OK, so it's pretty easy to villify Vilsack. He doesn't have much in common with the dream candidates endorsed by the more than 57,000 folks who signed on to the Food Democracy Now! petition launched by activist David Murphy, who, in the words of Ethicurean Bonnie Powell, "tilted tirelessly at Washington's windmills like a madman with a laptop for a lance."

Then again, Vilsack is someone's dream candidate -- that someone being Jennifer Donahue, who happens to be a personal friend of Vilsack's. Donahue, political director at the New Hampshire Institute of Politics, wrote a post for HuffPo with the Onion-esque title "Vilsack Best Possible Secretary Of Agriculture," in which she lauded Vilsack's ability to listen.

Some snarky bloggers (I may have been among them) dismissed it as pure PuffPo. But in between the fuming and the fawning over the Vilsack nomination, a more even-handed "let's make the best of this and move forward" consensus is emerging, as exemplified by Brian Depew's post at the Center For Rural Affairs blog.

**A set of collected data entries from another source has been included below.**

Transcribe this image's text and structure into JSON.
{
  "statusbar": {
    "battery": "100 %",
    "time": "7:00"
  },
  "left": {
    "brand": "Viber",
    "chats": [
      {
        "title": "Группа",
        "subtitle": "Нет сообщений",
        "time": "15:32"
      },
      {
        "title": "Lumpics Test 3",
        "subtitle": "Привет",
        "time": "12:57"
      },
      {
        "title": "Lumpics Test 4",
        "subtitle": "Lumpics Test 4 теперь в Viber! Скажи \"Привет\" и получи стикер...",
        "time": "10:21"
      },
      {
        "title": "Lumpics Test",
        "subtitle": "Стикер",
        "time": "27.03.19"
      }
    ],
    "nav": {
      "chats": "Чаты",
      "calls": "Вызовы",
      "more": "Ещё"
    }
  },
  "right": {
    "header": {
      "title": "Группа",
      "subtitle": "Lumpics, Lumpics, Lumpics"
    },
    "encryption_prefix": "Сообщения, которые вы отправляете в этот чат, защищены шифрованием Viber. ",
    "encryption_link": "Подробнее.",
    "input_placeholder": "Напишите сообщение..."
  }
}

I honestly don't know what to make of the Vilsack nomination, so I asked Denise O'Brien, the organic farmer who ran for Iowa's Secretary of Agriculture in 2006, to share her invaluable Iowan insights. O'Brien confirmed what Donahue asserted in her HuffPo piece -- that Vilsack is a politician who actually seems to listen. Here's O'Brien's surprisingly upbeat take on Vilsack:

On the one hand people are ballistic because he is a trial lawyer and doesn't come "from the farm." On the other hand many who have known and worked with him in Iowa are not happy with him and his relationship with big ag, especially Monsanto.

Here's the story. Vilsack was the first Democrat to hold the office of Governor in Iowa in forty years -- yes, forty. The last Democrat holding the seat was Harold Hughes when many of us were children or not even born yet.

Many were ecstatic that a Dem had made it to this high office and that at last, we would have access. There is no doubt about it; the Governor's office was accessible. For the first time in years, Dems could walk into the office of the Governor and talk to a Governor of the same party. Expectations were high among the progressive farm and labor folk. We thought we could stop Confined Animal Feeding Operations (CAFOs) and do something about genetically modified organisms (GMOs) and have a voice for fair trade. But alas, we found that even though we were of the same party, there were some differences.